As someone with a 17 yr old, 5 dn's and decades of experience looking after other people's children - I find these threads are excellent for spotting the parents of children who will not be INVITED to parties in the near future.
Abuse is wrong but discipline is a necessary part of parenting and that seems to be getting forgotten imo in recent years. It does children NO favours not to discipline them. Not to teach them boundaries and what is acceptable behaviour.
Op yanbu to follow through.
1 a party is the last thing he needs if he's tired and on edge
2 kids - yep even 4 year olds - are not stupid. You back out of a threat they will smell blood 😂 it weakens your position in the future.
3 he absolutely IS old enough to understand this is a consequence of his poor behaviour
4 it would be unfair on the birthday child and their family to have to tolerate a poorly behaved child possibly upsetting others.
Graduated discipline (which the op has ALREADY DONE) is completely sensible, but at some point as a parent you have to say enough is enough or else you're going to be raising a child who doesn't understand boundaries and that is going to impact on friendships and achievements.
I've seen long term the effects of soft parenting, it doesn't serve the children well.
"I'm seeing the results of the kids who "are just 4" "are just little" "are behaving that way because overtired" and who didn't have parents who followed through." Exactly!

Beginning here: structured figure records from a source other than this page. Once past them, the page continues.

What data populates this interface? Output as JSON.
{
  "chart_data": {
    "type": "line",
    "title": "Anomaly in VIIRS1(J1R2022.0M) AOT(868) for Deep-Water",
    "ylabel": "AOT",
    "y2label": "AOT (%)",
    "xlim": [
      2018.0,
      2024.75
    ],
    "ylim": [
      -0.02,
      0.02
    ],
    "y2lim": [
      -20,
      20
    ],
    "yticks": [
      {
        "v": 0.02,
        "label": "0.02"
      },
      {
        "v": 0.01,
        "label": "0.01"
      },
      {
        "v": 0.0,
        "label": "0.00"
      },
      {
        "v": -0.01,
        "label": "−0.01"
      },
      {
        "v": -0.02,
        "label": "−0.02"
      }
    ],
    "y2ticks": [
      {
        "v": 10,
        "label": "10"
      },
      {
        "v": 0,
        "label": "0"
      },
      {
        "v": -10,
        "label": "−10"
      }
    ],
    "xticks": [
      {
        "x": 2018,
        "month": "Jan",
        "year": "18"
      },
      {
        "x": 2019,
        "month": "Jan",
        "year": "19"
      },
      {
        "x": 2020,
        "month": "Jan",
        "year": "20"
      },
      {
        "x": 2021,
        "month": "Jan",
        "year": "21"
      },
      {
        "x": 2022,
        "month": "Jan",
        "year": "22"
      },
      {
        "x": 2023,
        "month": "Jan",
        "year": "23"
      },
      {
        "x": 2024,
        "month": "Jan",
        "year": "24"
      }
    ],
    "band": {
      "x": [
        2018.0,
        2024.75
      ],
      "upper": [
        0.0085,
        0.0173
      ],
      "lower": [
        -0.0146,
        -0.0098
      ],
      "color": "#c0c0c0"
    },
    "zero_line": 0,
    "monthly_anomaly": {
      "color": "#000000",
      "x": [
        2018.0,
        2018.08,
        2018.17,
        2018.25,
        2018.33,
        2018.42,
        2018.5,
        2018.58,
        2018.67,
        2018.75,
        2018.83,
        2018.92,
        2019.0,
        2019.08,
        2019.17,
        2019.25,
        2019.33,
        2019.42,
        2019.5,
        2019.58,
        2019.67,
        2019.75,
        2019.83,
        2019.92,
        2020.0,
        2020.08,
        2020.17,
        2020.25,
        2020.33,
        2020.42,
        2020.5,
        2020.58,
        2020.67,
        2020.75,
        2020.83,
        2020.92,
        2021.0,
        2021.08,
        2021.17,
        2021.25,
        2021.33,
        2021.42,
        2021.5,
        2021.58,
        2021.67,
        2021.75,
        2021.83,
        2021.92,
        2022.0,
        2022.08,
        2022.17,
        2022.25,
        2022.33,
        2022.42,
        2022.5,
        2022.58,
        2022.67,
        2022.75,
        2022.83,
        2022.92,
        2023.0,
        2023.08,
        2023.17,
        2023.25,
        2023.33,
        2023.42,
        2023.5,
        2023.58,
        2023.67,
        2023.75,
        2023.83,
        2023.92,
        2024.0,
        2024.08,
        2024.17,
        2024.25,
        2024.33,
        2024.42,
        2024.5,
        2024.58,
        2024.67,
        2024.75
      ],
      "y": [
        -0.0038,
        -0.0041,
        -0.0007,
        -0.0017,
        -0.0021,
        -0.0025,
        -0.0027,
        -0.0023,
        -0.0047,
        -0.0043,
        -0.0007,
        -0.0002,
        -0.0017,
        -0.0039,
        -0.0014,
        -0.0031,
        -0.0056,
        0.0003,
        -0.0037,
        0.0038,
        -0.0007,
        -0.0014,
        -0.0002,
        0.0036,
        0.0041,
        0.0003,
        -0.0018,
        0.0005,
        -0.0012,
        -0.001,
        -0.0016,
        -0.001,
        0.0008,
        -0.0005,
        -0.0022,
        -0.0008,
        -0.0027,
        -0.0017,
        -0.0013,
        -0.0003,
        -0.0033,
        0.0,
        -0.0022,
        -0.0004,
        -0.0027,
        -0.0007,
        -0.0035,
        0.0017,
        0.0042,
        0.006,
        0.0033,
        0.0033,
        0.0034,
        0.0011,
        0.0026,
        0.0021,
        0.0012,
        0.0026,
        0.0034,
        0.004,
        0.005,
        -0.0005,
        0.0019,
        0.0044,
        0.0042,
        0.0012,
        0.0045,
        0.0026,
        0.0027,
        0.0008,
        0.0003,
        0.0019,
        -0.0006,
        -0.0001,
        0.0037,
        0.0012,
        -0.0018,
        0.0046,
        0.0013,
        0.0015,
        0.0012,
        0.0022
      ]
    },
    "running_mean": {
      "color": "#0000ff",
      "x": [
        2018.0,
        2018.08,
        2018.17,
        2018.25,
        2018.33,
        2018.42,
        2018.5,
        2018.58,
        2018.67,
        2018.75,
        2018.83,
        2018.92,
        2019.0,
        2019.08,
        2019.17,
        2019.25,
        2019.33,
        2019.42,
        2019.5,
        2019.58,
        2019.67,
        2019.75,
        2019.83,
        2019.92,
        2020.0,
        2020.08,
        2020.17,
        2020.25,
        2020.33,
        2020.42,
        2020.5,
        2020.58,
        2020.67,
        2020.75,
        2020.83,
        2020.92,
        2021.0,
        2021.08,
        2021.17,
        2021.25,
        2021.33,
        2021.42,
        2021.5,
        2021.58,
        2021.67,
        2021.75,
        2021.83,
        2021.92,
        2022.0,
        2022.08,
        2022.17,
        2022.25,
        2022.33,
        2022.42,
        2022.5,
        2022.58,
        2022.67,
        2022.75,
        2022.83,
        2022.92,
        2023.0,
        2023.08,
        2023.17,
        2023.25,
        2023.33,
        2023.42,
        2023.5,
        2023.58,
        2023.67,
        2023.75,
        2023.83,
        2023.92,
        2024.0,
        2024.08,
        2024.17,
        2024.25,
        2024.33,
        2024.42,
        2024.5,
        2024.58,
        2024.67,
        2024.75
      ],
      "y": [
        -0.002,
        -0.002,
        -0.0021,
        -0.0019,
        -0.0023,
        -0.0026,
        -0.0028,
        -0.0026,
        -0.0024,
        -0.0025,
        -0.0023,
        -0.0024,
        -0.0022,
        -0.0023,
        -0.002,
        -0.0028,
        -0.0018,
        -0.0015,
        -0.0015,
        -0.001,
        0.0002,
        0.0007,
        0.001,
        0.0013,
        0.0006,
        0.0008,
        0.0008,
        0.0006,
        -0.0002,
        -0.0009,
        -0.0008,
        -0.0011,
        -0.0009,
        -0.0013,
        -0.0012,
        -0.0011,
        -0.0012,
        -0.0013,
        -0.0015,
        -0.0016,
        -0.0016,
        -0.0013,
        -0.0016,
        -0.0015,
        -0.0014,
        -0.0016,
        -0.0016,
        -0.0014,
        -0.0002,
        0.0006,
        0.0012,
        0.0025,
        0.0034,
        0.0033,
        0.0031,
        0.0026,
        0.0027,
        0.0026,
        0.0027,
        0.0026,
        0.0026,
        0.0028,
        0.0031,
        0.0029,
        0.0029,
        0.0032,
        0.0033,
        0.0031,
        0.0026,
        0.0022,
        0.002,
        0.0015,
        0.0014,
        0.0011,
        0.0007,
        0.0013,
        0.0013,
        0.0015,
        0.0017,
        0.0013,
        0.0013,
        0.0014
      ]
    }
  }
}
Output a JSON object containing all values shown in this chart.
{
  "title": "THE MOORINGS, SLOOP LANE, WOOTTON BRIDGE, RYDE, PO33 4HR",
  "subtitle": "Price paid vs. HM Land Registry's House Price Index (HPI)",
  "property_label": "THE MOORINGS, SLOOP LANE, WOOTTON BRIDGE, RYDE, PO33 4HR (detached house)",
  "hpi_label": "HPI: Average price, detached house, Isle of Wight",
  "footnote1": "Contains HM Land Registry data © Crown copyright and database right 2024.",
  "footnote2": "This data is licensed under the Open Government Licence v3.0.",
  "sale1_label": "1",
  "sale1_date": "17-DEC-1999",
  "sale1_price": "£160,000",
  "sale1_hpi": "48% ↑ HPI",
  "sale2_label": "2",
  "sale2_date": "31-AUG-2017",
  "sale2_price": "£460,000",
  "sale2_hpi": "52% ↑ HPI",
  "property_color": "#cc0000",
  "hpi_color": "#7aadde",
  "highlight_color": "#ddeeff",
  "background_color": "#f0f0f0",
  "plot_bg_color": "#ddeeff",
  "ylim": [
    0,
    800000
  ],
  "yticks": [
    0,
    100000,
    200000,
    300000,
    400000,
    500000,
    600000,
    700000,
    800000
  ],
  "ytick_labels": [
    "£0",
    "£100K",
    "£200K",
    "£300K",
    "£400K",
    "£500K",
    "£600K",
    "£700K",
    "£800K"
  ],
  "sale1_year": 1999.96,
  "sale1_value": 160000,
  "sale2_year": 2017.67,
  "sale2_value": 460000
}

I've seen it particularly with a girl my dd was friends with from primary but her mum NEVER followed through. As a result she's very entitled and has lost all her close friends now, the "friends" she has now are only friends with her because of what she can provide them (single mum and nrp dad both ridiculous on material stuff to assuage their "guilt" on her not having a traditional family)
My sisters children the same is happening. We're Nc but small locale so stuff gets back to me. Her eldest (a very bright, confident child) is repeatedly getting in trouble at school, middle child is struggling to make friends, youngest is still tantrum central aged 5.
I've seen the difference with children I've minded/nannied too.